Movements which go against the political and economic consensus have gained support in countries such as Greece, Spain and France in recent years. Should Europeans welcome the trend?
When the UK Independence Party (UKIP) gathered more votes than any of their rivals at last year’s European elections, headlines spoke of a ‘political earthquake’. For the first time in 100 years, a party other than the Conservatives or Labour had topped a national poll.
UKIP’s victory was indicative of the recent success of populist parties (those hostile to the political consensus) across Europe. In France, the right-wing Front National won the most votes in the same election; left-wing parties in Greece (Syriza) and Spain (Podemos) have also enjoyed a surge in support in recent years. Both sides have drawn support from those who believe that national governments have surrendered their sovereignty to the EU, with right-wingers particularly attacking migration policy and EU regulations and left-wingers angry at the impact of austerity economics.
Europe has historically been a cradle of political, economic and philosophical ideas which diverge from accepted norms. During the 16th century, the theories of priests and theologians such as Martin Luther and John Calvin spread rapidly, aided by the invention of the printing press and increasing levels of interaction and trade between countries. The result was an unprecedented schism in Christianity between established Catholicism and the insurgent forces of Protestantism.
European philosophers were also central during the Enlightenment period of the 17th and 18th centuries. Writers such as John Locke, Jean-Jacques Rousseau and Voltaire articulated the virtues of granting individual rights, limiting the power of rulers, landowners and the clergy and pursuing equality.
They inspired the French revolutionaries, who called for ‘freedom, equality and brotherhood’, and subscribers to subsequent ideologies such as liberalism, socialism and feminism. They also generated the backlash of conservatism, led by Irish politician Edmund Burke. Modern political, economic and philosophical battle lines were largely drawn in Europe.
Time to change?
Economist Thomas Piketty is among those welcoming the rise of different ideas in Europe. The European people are inevitably reacting against a failing, undemocratic elite which does not work in their interests. It is exciting to see the people realise their ability to take power away from them.

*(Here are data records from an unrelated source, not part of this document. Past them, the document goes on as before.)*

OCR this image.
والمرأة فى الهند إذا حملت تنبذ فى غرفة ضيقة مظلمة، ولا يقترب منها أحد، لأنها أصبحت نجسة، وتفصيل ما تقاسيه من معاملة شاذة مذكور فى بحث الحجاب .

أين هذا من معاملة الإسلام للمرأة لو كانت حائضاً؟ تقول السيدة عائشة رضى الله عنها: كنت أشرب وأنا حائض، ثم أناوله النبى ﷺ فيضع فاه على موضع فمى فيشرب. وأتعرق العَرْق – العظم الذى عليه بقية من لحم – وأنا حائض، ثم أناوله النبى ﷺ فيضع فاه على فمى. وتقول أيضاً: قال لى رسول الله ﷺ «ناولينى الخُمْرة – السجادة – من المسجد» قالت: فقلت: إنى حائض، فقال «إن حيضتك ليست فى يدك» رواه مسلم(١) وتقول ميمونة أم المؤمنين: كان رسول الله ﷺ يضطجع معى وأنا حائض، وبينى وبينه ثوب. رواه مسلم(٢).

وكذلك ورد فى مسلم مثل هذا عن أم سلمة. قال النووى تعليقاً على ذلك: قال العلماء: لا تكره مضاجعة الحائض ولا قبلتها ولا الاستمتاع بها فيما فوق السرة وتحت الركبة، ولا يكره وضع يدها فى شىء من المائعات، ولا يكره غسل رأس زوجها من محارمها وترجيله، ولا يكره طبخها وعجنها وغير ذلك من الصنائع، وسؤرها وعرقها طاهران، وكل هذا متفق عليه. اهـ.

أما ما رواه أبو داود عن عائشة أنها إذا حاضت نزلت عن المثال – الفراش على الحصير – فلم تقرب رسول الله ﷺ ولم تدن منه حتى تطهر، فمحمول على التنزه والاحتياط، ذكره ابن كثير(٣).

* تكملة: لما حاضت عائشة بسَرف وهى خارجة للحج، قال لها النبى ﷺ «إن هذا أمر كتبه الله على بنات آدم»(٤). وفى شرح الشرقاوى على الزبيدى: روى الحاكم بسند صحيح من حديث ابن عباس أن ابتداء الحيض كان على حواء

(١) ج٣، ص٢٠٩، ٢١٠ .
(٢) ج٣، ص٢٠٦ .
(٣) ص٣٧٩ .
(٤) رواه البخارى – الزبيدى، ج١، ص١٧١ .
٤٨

But Peter Praet, a member of the European Central Bank’s executive board, disagrees. It is easy to criticise those in charge, but much harder for those in power to make the tough decisions and compromises necessary in reality. The ideas currently taking hold in Europe are not new; they are simply re-heated offerings of past failures. When ideas sound too good to be true, they usually are.
- Should we welcome the rise of anti-establishment movements across Europe?
- Is there such a thing as a new idea?
- Draw a poster showing some examples of the ways in which Enlightenment thinkers’ ideas (such as individual rights) have had an impact on our lives today.
- Write a letter to a friend living outside Europe, explaining the current changes of ideas taking place on the continent. Do you approve of them? Explain why, or why not.
Some People Say...
“If at first, the idea is not absurd, then there is no hope for it.”Albert Einstein
What do you think?
Q & A
- Why are these ideas becoming fashionable?
- Commentators aren’t entirely sure, and have often been taken aback themselves by the passion inspired by political parties who used to be on the fringe. But the financial crisis of 2008 appears to have played a role in stirring people’s anger, which they have turned against the orthodox politicians in charge.
- Have the fringe parties really created a ‘political earthquake’?
- Many in Europe think that the populist parties will not last, and as evidence some of them point to the difficulties which Syriza have had in negotiating a better deal for Greece. But the success of the Jeremy Corbyn campaign for the Labour leadership in the UK provides the latest evidence for those who say democracy is unpredictable.
- Printing press
- German goldsmith Johannes Gutenberg is usually credited with inventing this, in the mid-15th century. The printing press allowed writing to be mass-produced, encouraging reading and the spread of new ideas.
- The Reformation saw unprecedented challenges to Catholic traditions, creating the range of theological viewpoints broadly known as Protestantism. The result was instability, exemplified most clearly by the French Wars of Religion.
- Liberalism, socialism and feminism
- Liberals believe fundamentally in freedom, socialists prioritise the pursuit of equality, and feminists believe in emancipating women. Debates within each ideology have tended to focus on how to define those key terms and how best to achieve the desired goals.
- Edmund Burke
- Burke criticised the French revolutionaries for changing the structures of society too quickly. He argued that traditional institutions which had stood the test of time (such as the monarchy) should be preserved and that change should only be undertaken as far as was necessary while conserving the established order.